This page is from APP, the official source of professional practice for policing.
This section outlines the minimum requirements and additional metrics or indicators that are relevant and suitable for collation and analysis for operational deployments. Additionally, as part of the force procurement process, due diligence should be given to expected algorithm performance (or accuracy).
The National Institute of Standards and Technology (NIST) regularly undertake large-scale facial recognition system tests. Although these provide a good starting point, it is incumbent upon the system owner to understand how these tests relate to the accuracy and equitability of their deployed algorithm. While publicly available test data from NIST can inform owners, it will usually be informative to measure accuracy of the specific operational algorithm on operationally realistic data.
There are two key metrics that determine the ‘accuracy’ of an LFR system and a third that details the time taken to generate an alert.
True recognition rate (TRR)
This is also referred to as the true positive identification rate.
The TRR is the number of times when individuals on a watchlist are known to have passed through the zone of recognition and the LFR system correctly generated an alert, as a proportion of the total number of times these individuals passed through the zone of recognition (regardless of whether an alert is generated).
This metric can only be generated by ‘seeding’ known subjects (for example, police officers or staff) into a Blue Watchlist and measuring the number of times those subjects are present in the zone of recognition against the number of alerts generated. Users of LFR systems (and vendors) should not focus so closely on maximising this metric, as it may increase the false alert rate to an extent that is not possible to manage the number of false alerts.
False alert rate (FAR)
This is also referred to as false positive identification rate.

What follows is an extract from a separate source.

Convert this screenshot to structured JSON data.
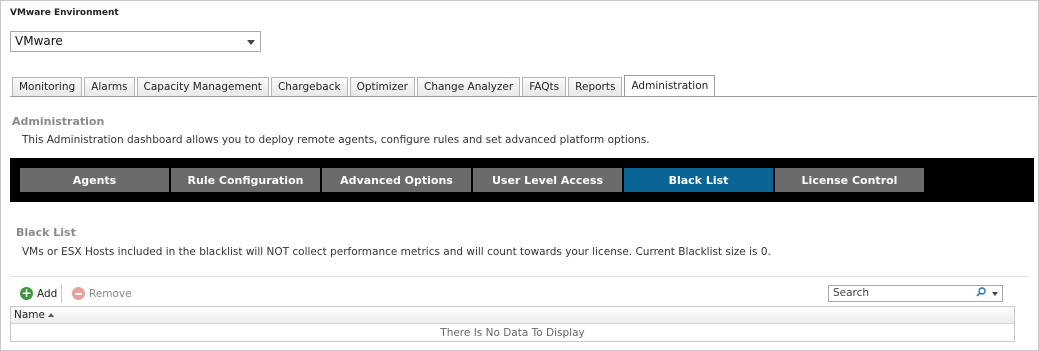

This is the number of individuals who are not on the watchlist but generate a false alert or confirmed false alert, as a proportion of the total number of people who pass through the zone of recognition.
All of the TRR and FAR metrics should be recorded and reported to the SRO. Operational experience to date suggests that the FAR should be 0.1% or less (less than 1 in 1,000) in most scenarios. It should be noted that the number of false alerts generated is greatly affected by the number of subjects processed by the LFR system and, to a lesser extent, the size of the watchlist.
The configurable threshold (the point at which two images being compared will result in an alert) will have a direct impact on the TRR and FAR. The threshold needs to be set with care so as to maximise the probability of returning true alerts, while keeping the number of false alerts to acceptable levels, as determined by the SRO in light of the force’s use case.
Recognition time (RT)
This is the average time taken between a subject on the watchlist passing before a camera and the generation of an alert. Note that the actual amount of time taken to act on an alert will always be longer than the RT, as additional time is needed for the LFR operator to assess the alert and to pass it to an LFR engagement officer, who will then make a final decision on whether to engage or not.
The RT should be sufficiently small that an effective response to an alert is possible before the subject has moved too far from the point where the initial alert occurred. High-resolution video cameras with multiple faces in each frame will require significant processing power if the RT is to be fast enough to enable a real-time response.